In Russland erholt man sich von einem turbulenten Wochenende. Der geplante und dann wieder abgesagte Putsch von Wagner-Chef Jewgeni Prigoschin wurde zur größten Bedrohung für die Regentschaft Wladimir Putins in dessen 23-jähriger Amtszeit. Der Fokus bleibt aber auf den Hauptakteuren, Experten wie der Politikwissenschaftler Gerhard Mangott vermuten, dass weitere Akte folgen werden. Doch wie steht es derzeit um Prigoschin, Putin und den weißrussischen Vermittler Alexander Lukaschenko? Ein Überblick:
Jewgeni Prigoschin
Der Chef der Wagner-Gruppe brach am Montag sein Schweigen. In einer Sprachnachricht auf Telegram sagte Prigoschin, er habe keinen Putsch vorgehabt. "Wir sind losgegangen, um Protest zu demonstrieren, nicht um die Obrigkeit im Land zu stürzen", sagte der 62-Jährige. Derzeit hält sich Prigoschin in Belarus auf.

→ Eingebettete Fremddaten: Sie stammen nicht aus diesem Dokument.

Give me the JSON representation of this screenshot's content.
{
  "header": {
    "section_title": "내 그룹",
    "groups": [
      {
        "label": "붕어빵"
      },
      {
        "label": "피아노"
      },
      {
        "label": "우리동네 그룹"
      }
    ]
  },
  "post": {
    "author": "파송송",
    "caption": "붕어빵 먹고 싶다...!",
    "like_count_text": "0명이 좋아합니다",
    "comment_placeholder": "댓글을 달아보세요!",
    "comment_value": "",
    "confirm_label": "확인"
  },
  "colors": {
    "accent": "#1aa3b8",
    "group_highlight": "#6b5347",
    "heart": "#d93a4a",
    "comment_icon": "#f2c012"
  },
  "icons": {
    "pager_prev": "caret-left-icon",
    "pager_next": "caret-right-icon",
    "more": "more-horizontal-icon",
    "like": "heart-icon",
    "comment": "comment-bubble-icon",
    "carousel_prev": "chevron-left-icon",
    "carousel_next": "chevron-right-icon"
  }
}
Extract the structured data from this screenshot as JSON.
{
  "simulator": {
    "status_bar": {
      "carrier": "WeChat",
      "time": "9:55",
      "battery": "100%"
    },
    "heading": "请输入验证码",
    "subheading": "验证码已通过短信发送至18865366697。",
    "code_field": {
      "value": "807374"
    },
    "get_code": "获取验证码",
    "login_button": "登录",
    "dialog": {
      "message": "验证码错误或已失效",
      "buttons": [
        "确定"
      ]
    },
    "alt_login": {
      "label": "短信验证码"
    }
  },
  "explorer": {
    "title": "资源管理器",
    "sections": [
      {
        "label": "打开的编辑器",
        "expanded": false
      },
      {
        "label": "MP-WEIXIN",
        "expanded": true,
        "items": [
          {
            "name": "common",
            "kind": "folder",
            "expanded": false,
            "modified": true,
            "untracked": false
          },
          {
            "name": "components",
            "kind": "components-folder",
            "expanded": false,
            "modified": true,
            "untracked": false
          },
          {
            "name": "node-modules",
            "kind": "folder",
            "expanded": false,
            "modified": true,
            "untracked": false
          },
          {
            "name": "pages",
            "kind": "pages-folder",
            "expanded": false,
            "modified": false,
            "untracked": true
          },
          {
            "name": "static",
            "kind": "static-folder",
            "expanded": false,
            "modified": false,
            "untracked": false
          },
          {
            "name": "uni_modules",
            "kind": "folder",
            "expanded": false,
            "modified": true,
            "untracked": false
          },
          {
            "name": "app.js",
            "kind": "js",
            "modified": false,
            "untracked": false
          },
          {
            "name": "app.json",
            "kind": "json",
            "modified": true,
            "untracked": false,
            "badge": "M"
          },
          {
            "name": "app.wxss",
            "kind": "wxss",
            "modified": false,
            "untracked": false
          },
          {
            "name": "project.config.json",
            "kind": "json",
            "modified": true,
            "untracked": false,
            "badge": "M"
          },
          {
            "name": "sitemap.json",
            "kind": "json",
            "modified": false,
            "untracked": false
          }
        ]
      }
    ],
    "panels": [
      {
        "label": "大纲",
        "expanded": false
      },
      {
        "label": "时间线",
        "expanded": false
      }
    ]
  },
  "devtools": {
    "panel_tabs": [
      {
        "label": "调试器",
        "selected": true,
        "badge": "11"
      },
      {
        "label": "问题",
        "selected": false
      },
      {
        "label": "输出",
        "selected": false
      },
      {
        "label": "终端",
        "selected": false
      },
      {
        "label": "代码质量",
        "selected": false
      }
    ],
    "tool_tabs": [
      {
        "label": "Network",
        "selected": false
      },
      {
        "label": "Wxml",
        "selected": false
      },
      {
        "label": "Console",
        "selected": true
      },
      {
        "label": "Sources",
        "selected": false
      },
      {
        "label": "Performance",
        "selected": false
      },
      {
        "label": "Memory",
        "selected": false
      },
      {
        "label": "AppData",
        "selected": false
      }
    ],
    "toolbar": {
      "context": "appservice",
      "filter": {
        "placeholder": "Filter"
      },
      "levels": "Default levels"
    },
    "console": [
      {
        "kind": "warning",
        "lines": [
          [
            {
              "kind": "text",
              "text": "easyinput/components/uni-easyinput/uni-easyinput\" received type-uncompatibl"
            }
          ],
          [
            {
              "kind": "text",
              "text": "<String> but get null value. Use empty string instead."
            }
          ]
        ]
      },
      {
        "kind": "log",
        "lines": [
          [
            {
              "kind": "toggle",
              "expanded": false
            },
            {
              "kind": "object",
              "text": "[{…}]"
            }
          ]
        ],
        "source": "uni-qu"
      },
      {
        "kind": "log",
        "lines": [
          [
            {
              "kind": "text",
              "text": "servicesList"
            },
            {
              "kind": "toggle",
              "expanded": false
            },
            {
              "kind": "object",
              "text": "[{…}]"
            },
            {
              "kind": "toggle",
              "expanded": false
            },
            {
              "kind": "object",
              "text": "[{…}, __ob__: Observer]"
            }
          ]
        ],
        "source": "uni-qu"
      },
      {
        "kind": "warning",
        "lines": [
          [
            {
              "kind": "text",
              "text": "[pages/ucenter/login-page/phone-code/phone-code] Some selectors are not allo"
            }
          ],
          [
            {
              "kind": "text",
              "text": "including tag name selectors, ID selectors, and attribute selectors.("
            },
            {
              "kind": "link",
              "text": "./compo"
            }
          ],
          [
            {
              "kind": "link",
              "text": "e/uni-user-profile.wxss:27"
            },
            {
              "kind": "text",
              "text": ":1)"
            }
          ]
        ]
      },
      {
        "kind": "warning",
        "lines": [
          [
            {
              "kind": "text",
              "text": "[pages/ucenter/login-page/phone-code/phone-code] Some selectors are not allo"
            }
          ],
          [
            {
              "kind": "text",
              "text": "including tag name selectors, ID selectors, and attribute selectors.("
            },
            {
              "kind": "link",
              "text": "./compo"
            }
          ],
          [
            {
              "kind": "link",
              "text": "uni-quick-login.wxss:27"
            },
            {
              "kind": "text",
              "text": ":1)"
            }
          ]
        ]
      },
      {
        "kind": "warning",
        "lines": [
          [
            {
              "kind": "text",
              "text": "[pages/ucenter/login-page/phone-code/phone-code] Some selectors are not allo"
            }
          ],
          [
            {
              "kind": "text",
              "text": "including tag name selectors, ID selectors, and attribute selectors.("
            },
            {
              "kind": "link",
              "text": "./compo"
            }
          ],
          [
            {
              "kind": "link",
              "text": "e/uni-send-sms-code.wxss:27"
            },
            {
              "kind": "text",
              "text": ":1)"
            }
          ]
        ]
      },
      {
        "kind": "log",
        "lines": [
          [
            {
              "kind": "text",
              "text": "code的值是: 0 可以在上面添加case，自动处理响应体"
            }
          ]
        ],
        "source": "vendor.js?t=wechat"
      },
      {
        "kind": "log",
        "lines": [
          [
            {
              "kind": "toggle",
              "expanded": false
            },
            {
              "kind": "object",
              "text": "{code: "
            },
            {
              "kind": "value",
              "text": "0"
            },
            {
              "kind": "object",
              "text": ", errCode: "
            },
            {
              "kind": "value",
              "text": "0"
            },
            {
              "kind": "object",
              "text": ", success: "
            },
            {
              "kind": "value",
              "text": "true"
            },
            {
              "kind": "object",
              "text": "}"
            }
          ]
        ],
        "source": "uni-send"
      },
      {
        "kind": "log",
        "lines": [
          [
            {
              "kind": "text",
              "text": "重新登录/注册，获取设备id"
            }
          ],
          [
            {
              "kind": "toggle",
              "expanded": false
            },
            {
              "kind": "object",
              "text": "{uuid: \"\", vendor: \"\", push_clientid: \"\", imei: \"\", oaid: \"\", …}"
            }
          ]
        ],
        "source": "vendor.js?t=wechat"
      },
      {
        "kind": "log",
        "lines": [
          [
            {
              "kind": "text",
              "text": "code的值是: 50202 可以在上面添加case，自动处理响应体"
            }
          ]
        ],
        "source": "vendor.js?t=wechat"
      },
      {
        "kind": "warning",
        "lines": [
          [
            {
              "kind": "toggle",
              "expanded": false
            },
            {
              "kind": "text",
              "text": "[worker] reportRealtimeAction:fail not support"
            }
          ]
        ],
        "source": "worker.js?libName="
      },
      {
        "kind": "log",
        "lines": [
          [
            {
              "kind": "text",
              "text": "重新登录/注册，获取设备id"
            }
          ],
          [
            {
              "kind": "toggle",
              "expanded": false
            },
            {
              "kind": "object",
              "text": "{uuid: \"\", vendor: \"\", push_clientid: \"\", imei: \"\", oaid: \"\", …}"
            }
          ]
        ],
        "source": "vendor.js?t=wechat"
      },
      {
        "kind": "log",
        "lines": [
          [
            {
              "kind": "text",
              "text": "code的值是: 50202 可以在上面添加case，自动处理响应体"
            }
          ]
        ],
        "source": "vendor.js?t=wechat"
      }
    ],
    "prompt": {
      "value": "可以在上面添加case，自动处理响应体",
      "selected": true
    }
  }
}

Laut Flug-Monitoring dürfte der Wagner-Chef am Dienstagmorgen in Minsk gelandet sein. Laut Berichten des russischen Telegram-Kanals "Brief" soll Prigoschin wenig später im "Green City"-Hotel am westlichen Stadtrand gesehen worden sein. Lukaschenko hat dies mittlerweile bestätigt. Mangott würde Prigoschin nun raten, in Belarus Rosen zu züchten oder zu fischen beginnen, das dürfte seine Überlebenschance erhöhen.
Es gilt jedoch als unwahrscheinlich, dass er diesem Rat nachkommt. Ebenfalls in Belarus dürften bald 8000 Wagner-Kämpfer sein, die in einem entstehenden Ausbildungslager untergebracht werden. Die zunächst ausgesprochenen Strafverfahren wurden nach Berichten der russischen Nachrichtenagentur Tass eingestellt.
Alexander Lukaschenko
Als Vermittler im Konflikt zwischen Prigoschin und Putin dürfte der weißrussische Präsident Alexander Lukaschenko aufgetreten. Mangott sieht darin einen "Freundschaftsdienst an Prigoschin", den der weißrussische Diktator bereits seit mehr als 20 Jahren kennt. Andere Experten zweifeln am Coup von Lukaschenko, sie vermuten, dass er auf Geheiß des Kremls gehandelt habe. Bereits in den letzten Jahren war Lukaschenko nach innerpolitischem Widerstand auf die Hilfe Moskaus angewiesen, um sich nach mehr als 30 Jahren weiter an der Macht zu halten.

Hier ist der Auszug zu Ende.